Using YCbCr(4:2:2) would probably be OK too - the BD85 would probably up-sample YCbCr(4:2:0) to YCbCr(4:2:2) and output that for the G20 to up-sample to YCbCr(4:4:4) before finally converting to RGB. That's what "Larry" implies here:http://www.avsforum.com/avs-vb/archi.../t-780809.html
Basically, I prefer to have my BD85 offload as much work from my G20 as possible because the BD85 is reported to use a really nice video/chroma processor inside. I already know it does a much better job at upscaling DVD's than the G20 hands down.
So at the end of the video chain, my G20 should be seeing YCbCr from both the WDTV and BD85 via the Denon receiver. So what setting to use on the G20 HDMI inputs? Based on everything I've read, including the VT20/VT25 owner's AVS thread, Auto works well with YCbCr input streams so that's what I'm using.

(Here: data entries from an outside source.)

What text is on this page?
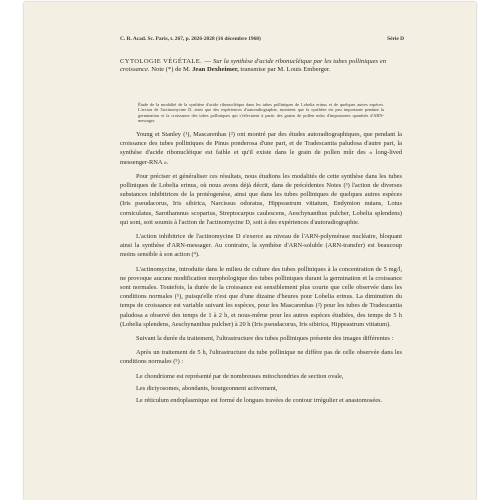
C. R. Acad. Sc. Paris, t. 267, p. 2026-2028 (16 décembre 1968)	Série D
CYTOLOGIE VÉGÉTALE. — Sur la synthèse d'acide ribonucléique par les tubes polliniques en croissance. Note (*) de M. Jean Dexheimer, transmise par M. Louis Emberger.
Étude de la modalité de la synthèse d'acide ribonucléique dans les tubes polliniques de Lobelia erinus et de quelques autres espèces. L'action de l'actinomycine D, ainsi que des expériences d'autoradiographie, montrent que la synthèse est peu importante pendant la germination et la croissance des tubes polliniques qui s'effectuent à partir des grains de pollen mûrs d'importantes quantités d'ARN-messager.

Young et Stanley (¹), Mascarenhas (²) ont montré par des études autoradiographiques, que pendant la croissance des tubes polliniques de Pinus ponderosa d'une part, et de Tradescantia paludosa d'autre part, la synthèse d'acide ribonucléique est faible et qu'il existe dans le grain de pollen mûr des « long-lived messenger-RNA ».

Pour préciser et généraliser ces résultats, nous étudions les modalités de cette synthèse dans les tubes polliniques de Lobelia erinus, où nous avons déjà décrit, dans de précédentes Notes (³) l'action de diverses substances inhibitrices de la protéogenèse, ainsi que dans les tubes polliniques de quelques autres espèces (Iris pseudacorus, Iris sibirica, Narcissus odoratus, Hippeastrum vittatum, Endymion nutans, Lotus corniculatus, Sarothamnus scoparius, Streptocarpus caulescens, Aeschynanthus pulcher, Lobelia splendens) qui sont, soit soumis à l'action de l'actinomycine D, soit à des expériences d'autoradiographie.

L'action inhibitrice de l'actinomycine D s'exerce au niveau de l'ARN-polymérase nucléaire, bloquant ainsi la synthèse d'ARN-messager. Au contraire, la synthèse d'ARN-soluble (ARN-transfer) est beaucoup moins sensible à son action (⁴).

L'actinomycine, introduite dans le milieu de culture des tubes polliniques à la concentration de 5 mg/l, ne provoque aucune modification morphologique des tubes polliniques durant la germination et la croissance sont normales. Toutefois, la durée de la croissance est sensiblement plus courte que celle observée dans les conditions normales (⁵), puisqu'elle n'est que d'une dizaine d'heures pour Lobelia erinus. La diminution du temps de croissance est variable suivant les espèces, pour les Mascarenhas (²) pour les tubes de Tradescantia paludosa a observé des temps de 1 à 2 h, et nous-même pour les autres espèces étudiées, des temps de 5 h (Lobelia splendens, Aeschynanthus pulcher) à 20 h (Iris pseudacorus, Iris sibirica, Hippeastrum vittatum).

Suivant la durée du traitement, l'ultrastructure des tubes polliniques présente des images différentes :

Après un traitement de 5 h, l'ultrastructure du tube pollinique ne diffère pas de celle observée dans les conditions normales (⁵) :

Le chondriome est représenté par de nombreuses mitochondries de section ovale,

Les dictyosomes, abondants, bourgeonnent activement,

Le réticulum endoplasmique est formé de longues travées de contour irrégulier et anastomosées.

I suspect the "Standard (16-235)" option *might* work although I don't understand how the G20 would know its seeing a YCbCr input and needs to do the up-sampling and conversion to RGB for the internal sub-pixel drivers. I don't think the HDMI specification calls for a colorspace flag that indicates YCbCr vs RGB. There is a color matrix flag but that's for differentiating between ITU-R BT.601 and ITU-R BT.709 colorspaces used by SD and HD content and is important for DVD's upscaled to HD by the player - yet another story!
I'm just now ripping my Dark Knight and Avatar BD's so will be able to test my WDTV settings against theory with some good material (when I get some time
). I don't have any color calibration sources/equipment.
Sorry for the long post, but I hope someone will correct me if I made an error somewhere along the way.